À la nuit tombée, le jaguar, de son allure balancée, s’approcha du
rivage, se coula dans les hautes herbes, pour aller boire l’eau du fleuve. Puis
il attendit son amie, qui n’était pas là. Il l’attendit longtemps, enfin partit à
sa recherche. Il la chercha partout, dans la forêt, dans le village, longtemps,
longtemps. La douleur le tenaillait. Il ne la trouvait toujours pas.
Alors une rage folle, aveugle, le prit et il détruisit tout sur son passage.
Arbres, buissons, huttes, hamacs, marmites, tout volait en éclats. D’un coup
de patte, il égorgeait les animaux. Puis il disparut.
Les villageois, qui s’étaient terrés, impuissants, réapparurent. Ils se
mirent à errer dans les débris.
Des plaintes s’élevaient d’une hutte, à l’extrémité du village.

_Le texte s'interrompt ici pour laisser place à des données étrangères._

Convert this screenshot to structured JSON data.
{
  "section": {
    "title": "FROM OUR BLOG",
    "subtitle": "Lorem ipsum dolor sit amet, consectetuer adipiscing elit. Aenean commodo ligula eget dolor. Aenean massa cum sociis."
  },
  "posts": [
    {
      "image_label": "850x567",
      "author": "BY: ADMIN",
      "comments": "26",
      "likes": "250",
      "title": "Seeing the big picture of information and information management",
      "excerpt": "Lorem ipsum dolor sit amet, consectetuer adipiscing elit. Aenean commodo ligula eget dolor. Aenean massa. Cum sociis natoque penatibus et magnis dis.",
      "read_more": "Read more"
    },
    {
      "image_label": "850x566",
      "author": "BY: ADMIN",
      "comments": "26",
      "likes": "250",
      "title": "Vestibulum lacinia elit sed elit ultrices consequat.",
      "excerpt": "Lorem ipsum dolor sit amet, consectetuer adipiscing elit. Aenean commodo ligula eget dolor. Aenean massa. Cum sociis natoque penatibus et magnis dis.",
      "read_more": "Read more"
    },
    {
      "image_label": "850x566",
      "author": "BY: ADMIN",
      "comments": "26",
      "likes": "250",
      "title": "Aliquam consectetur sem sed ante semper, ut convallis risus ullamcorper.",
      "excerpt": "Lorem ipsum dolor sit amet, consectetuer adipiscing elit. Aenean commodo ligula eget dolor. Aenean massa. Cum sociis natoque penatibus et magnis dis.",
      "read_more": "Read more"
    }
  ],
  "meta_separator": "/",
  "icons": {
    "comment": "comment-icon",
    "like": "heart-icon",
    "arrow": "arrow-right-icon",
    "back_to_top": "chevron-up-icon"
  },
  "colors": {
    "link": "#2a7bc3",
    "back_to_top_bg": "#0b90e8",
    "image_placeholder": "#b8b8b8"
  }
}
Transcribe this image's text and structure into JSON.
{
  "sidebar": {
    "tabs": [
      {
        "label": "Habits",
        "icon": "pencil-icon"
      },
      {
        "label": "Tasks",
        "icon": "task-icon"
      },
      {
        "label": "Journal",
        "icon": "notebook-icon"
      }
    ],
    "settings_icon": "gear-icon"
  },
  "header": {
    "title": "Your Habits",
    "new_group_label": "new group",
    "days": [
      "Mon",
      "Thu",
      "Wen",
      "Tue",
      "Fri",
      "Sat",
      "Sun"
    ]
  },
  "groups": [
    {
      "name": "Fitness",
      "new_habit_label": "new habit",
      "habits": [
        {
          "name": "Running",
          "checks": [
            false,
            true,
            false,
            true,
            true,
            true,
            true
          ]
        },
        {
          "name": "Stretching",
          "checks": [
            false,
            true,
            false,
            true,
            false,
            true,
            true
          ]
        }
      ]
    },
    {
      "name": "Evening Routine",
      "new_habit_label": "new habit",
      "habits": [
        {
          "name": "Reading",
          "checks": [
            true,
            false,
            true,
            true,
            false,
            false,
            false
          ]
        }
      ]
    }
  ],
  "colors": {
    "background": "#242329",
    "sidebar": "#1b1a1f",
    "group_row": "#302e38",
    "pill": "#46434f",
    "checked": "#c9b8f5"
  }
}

C’était la
jeune fille qu’ils avaient emprisonnée et qui n’avait pu échapper au
massacre. Dans sa folie meurtrière, sans le savoir, le jaguar avait blessé
celle qu’il aimait, en abattant la hutte.
Elle mourut. Les villageois enveloppèrent son corps dans un fin tissu de
laine blanche et le déposèrent, selon la coutume, dans une pirogue, sur le
fleuve. Le bateau s’éloigna au fil du courant.
Plusieurs mois s’écoulèrent. Les hommes avaient réparé leurs huttes. Ils
pêchaient, tranquillement, dans le fleuve, lorsqu’ils virent s’approcher le
bateau qui avait renfermé la jeune morte, et dont ils avaient presque oublié
le souvenir.
Le corps de l’Indienne ne s’y trouvait plus. Mais dans la couverture de
laine blanche était blotti un nouveau-né.
— C’est le fils du jaguar ! s’écrièrent les villageois.
Honteux de ce qu’ils avaient fait subir autrefois à la jeune femme, ils
prirent l’enfant avec eux et l’élevèrent. C’était un garçon
exceptionnellement beau, fort et intelligent.
Il fit des progrès si rapides en peu d’années que, déjà, les anciens du
village songeaient à le marier.
Un jour où les villageois se trouvaient tous au bord du fleuve, le garçon,
sans prononcer un mot, prépara un grand feu. Quand celui-ci commença à
flamber, le jeune homme s’élança dans les flammes, en étendant les bras,
comme un aigle prêt à s’envoler.
Et, sous les yeux étonnés des hommes et des femmes, sans se brûler,
poussé par l’air chaud, il s’éleva lentement vers le ciel. Son corps devenait
transparent, lumineux, éblouissant. Il montait, montait toujours, et finit par
s’immobiliser, haut dans le ciel, sous la forme d’une énorme boule de feu.
Les hommes le regardaient avec stupeur. Leurs yeux brûlaient, ils
devenaient aveugles sous l’effet de la lumière intense. Ils se réfugièrent
dans leurs huttes.
Autour d’eux, la chaleur flétrissait les herbes, desséchait les arbres, les
animaux fuyaient en haletant, l’eau du fleuve s’évaporait. La forêt, devenue
silencieuse, se transformait en désert.
Alors Jaci, la Lune, qui avait tout vu, décida d’intervenir et de sauver la
terre. Elle se sentait responsable, elle qui avait envoyé le jaguar chez les
hommes. À cause d’elle, le fauve avait rencontré l’Indienne, à cause d’elle,
ils avaient eu ce fils éblouissant.
Elle souffla longuement sur la forêt et sur le fleuve. Chaleur et lumière
devinrent moins denses, l’eau recommença à couler, le feuillage des arbres
à bouger, à nouveau plein de bruissements.
Et si le fils du jaguar, devenu le Soleil, continua à rayonner, il le fit avec
plus de douceur.
LES ANIMAUX
Les trois gouttes de sang
Conte du Vietnam

Ce conte du moustique est très populaire au Vietnam. Comme dans le conte


suivant, recueilli dans un tout autre pays, cet animal est le résultat d’une
métamorphose, celle d’un être malfaisant en un insecte buveur de sang.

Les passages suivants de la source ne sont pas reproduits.